There was a time, he said, when a police officer's word was like gold to a 
jury. Today, he said, some jurors seem to distrust all officers -- perhaps 
because of highly publicized police misconduct, including the conviction of 
former DeKalb Sheriff Sidney Dorsey for ordering the assassination of 
Brown, his elected successor.

Morgan said the public should understand that "99.9 percent of our police 
officers are good people."

Jurors' distrust of police leads to more acquittals, which Morgan said 
could one day so much undermine confidence in the criminal justice system 
that people pursue vigilante justice.

"We're a long way from that, but I see victims and victim advocates very 
frustrated," he said.

Few Political Dustups

Morgan has largely avoided political conflicts. But as three successive 
grand juries last year delved into county finances in a noncriminal 
investigation, CEO Vernon Jones complained that Morgan was conducting a 
"witch hunt" to tarnish his reputation.

In his State of the County address this month, Jones accused Morgan of 
"convening several grand juries for the sole purpose of public 
embarrassment" and of making "misguided and uninformed allegations."

Morgan insisted citizens on the grand jury drove the investigation, and 
that two reports that contained criticism of Jones -- including a finding 
that his security detail was "a very expensive decoration" -- were written 
by grand jurors, not the district attorney's office.

After the State of the County speech, Morgan called Jones "paranoid" and 
accused him of trying to mislead the public.

That spat was far from the most trying moment of Morgan's career. The low 
point, he said, was in March 2002, when his office failed to win 
convictions against two defendants in the December 2000 assassination of 
Brown. Morgan had agreed to give immunity to two admitted conspirators in 
the murder in exchange for their testimony, but a DeKalb jury did not 
believe them. So at that point Morgan had zero murder verdicts out of four 
suspects in a case that drew international attention.
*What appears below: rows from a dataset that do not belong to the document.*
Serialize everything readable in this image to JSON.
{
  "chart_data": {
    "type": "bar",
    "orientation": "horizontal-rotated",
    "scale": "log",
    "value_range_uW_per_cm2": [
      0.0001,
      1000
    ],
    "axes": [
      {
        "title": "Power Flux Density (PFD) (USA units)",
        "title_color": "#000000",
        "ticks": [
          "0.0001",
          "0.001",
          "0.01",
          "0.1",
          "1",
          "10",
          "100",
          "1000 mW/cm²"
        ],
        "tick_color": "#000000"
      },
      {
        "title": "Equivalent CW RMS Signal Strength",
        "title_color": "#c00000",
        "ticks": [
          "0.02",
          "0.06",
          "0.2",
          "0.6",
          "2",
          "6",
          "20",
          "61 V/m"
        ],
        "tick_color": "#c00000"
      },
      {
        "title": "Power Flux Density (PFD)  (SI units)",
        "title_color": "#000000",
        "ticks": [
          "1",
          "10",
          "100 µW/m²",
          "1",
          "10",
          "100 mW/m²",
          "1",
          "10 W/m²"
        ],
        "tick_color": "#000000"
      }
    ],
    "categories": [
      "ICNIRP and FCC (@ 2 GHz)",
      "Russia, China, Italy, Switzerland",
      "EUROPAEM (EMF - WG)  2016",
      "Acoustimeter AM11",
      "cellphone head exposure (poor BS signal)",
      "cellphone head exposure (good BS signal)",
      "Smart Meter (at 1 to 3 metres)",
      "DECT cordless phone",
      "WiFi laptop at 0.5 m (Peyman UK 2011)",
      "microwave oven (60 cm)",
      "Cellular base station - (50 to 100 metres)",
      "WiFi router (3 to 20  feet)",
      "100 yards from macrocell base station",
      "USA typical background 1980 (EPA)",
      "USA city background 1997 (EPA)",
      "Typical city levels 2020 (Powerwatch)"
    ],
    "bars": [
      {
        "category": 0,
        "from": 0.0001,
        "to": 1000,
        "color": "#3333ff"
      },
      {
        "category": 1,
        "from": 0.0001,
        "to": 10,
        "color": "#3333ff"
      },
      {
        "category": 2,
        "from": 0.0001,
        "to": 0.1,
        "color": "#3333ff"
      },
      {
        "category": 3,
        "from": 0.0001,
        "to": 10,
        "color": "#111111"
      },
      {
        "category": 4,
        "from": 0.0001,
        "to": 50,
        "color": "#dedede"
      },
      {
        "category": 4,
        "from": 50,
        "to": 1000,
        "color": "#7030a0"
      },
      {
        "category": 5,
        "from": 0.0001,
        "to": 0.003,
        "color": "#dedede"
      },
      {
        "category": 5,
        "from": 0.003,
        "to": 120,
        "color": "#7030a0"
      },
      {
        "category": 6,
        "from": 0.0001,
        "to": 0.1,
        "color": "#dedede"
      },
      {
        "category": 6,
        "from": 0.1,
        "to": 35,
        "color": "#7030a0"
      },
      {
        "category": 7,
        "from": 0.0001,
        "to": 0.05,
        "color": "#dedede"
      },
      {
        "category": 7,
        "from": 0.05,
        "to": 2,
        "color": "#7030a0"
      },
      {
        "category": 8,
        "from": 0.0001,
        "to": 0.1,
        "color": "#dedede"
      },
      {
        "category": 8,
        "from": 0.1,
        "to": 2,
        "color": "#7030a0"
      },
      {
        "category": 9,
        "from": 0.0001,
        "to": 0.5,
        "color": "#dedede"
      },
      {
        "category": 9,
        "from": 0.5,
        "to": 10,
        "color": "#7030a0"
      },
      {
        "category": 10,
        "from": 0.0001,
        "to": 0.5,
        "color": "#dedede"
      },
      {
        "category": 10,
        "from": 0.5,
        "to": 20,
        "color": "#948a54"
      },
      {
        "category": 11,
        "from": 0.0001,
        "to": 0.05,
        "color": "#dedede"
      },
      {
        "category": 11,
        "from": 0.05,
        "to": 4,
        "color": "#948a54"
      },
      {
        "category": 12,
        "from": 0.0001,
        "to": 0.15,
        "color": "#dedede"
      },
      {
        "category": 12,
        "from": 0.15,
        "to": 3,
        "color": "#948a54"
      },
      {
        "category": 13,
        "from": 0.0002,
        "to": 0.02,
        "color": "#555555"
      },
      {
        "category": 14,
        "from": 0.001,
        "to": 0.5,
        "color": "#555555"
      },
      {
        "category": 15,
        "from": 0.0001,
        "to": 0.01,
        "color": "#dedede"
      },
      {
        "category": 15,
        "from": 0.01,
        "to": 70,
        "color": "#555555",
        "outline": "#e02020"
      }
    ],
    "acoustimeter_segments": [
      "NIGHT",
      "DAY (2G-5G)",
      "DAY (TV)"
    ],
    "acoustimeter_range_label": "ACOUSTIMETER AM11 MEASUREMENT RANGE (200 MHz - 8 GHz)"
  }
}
"District attorneys from around the country told me this could be a 
career-ending case," Morgan said at the time.

Things had changed by 2003. Morgan won guilty verdicts against Dorsey, who 
was sentenced to life in prison for murder, racketeering and theft. In 
recognition of that victory, the International Association of Prosecutors 
made Morgan the first American district attorney to receive its annual 
Special Achievement Award.

Also last year, Gov. Sonny Perdue appointed Morgan as special prosecutor in 
the case against Bobby Whitworth, a former parole board member and 
Corrections commissioner. In December, Morgan won a jury verdict in Fulton 
County convicting Whitworth on a felony charge of accepting money while a 
state official in exchange for influencing legislation.

One thing Morgan never did as district attorney was have a defendant 
executed. DeKalb juries have been reluctant to impose the death penalty, 
and Morgan has founddefendants and victims' families receptive to plea 
bargains for life without parole.

Morgan sought a death sentence last year against cop-killer Bautista 
Ramirez, but a jury gave Ramirez life with the chance of parole.

Tom West, one of Ramirez's lawyers, praised Morgan. His infrequent use of 
death penalty prosecutions "means a great deal and demonstrates his 
character as a prosecutor," West said.

As he leaves office, Morgan gives a flat answer to the question of whether 
America needs the death penalty: "No, we do not. We need life without 
parole and to be able to get that with the use of aggravating circumstances 
[such as torture] and without the cost of a death penalty case.

"It's not the severity of the punishment, but the certainty of the 
conviction that changes behavior," he said.

Morgan's last act as district attorney may be to witness the execution, 
scheduled for Tuesday night, of Willie James Hall, who was convicted of 
murdering his estranged wife in DeKalb before Morgan took office.

Perdue, a Republican, will appoint a temporary successor to Morgan. Voters 
in heavily Democratic DeKalb will have their say on a full-time successor 
in November. Morgan hasn't endorsed anyone, but had some pointed advice 
about the "very talented pool of lawyers" in his office.

"I would hope the people will elect a district attorney who would recognize 
how talented these people are and would keep them on staff," he said.